Well, they don’t build them like they used to and a 1937 house is probably pretty well-built. The problems with the windows and doors not fitting properly, sticking, and requiring regular adjustment may or may not actually be due to settling. It could just be normal expansion and contraction, which happens seasonally. If the doors and/or windows were not put in correctly, it’s possible that they were installed too tightly. They may have a tight tolerance as a result, causing them to be unable to expand and contract with the rest of the building.
The first thing I would do is have a professional take a look at the installation of the worst ones. It’s possible that they could be rehung in such a way as to provide a bit more space – around the door, for example – so there is room for the door to expand and contract.
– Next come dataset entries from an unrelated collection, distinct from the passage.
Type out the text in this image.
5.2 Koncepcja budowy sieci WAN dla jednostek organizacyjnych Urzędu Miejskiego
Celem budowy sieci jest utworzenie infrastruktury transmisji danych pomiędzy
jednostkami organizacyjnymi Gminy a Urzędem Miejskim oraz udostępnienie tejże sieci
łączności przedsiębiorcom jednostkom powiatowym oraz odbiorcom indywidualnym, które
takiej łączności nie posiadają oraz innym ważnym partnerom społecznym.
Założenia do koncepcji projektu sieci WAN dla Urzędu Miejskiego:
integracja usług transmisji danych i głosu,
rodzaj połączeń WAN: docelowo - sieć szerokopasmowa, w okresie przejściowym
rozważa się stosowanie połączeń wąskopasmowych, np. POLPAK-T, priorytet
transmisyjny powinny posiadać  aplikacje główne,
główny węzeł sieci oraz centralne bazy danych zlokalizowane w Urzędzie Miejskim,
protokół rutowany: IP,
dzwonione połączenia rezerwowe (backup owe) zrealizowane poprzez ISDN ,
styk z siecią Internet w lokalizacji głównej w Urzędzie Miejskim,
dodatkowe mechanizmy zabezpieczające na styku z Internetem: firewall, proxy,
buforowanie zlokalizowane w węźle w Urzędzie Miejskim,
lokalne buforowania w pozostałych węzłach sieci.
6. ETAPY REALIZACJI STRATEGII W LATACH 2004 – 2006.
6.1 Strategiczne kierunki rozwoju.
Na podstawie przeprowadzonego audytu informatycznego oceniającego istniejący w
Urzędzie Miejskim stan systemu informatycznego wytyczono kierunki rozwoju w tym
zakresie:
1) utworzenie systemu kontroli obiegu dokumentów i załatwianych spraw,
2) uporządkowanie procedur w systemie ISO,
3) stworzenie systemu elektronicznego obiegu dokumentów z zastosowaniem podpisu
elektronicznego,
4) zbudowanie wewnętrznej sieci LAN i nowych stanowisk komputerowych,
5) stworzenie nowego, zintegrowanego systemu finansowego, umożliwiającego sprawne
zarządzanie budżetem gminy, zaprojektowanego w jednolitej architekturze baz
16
Now, if you’re seeing other evidence of movement in the house – like cracks forming above doors/windows, seams in the walls, or cracks in the foundation, I would be more concerned about the possibility of a structural problem. In that case, I would have the home inspected by a professional inspector. You can find one through the American Society of Home Inspectors. I would not call a contractor for this because they are just going to find a problem they would like to fix. Home inspectors don’t have that conflict of interest.
If the home is settling, there could be multiple reasons why this is happening. The most common of which is poor drainage at the foundation perimeter. Many times, water will collect around the exterior foundation of walls. They become weaker and will settle or move downward, forcing a realignment of everything in their path. This would be one easy thing for you to check. If the problem continues, I would definitely get professional help. The faster you get it fixed, the cheaper the problem will be.
Good luck with this project, and let us know how it goes!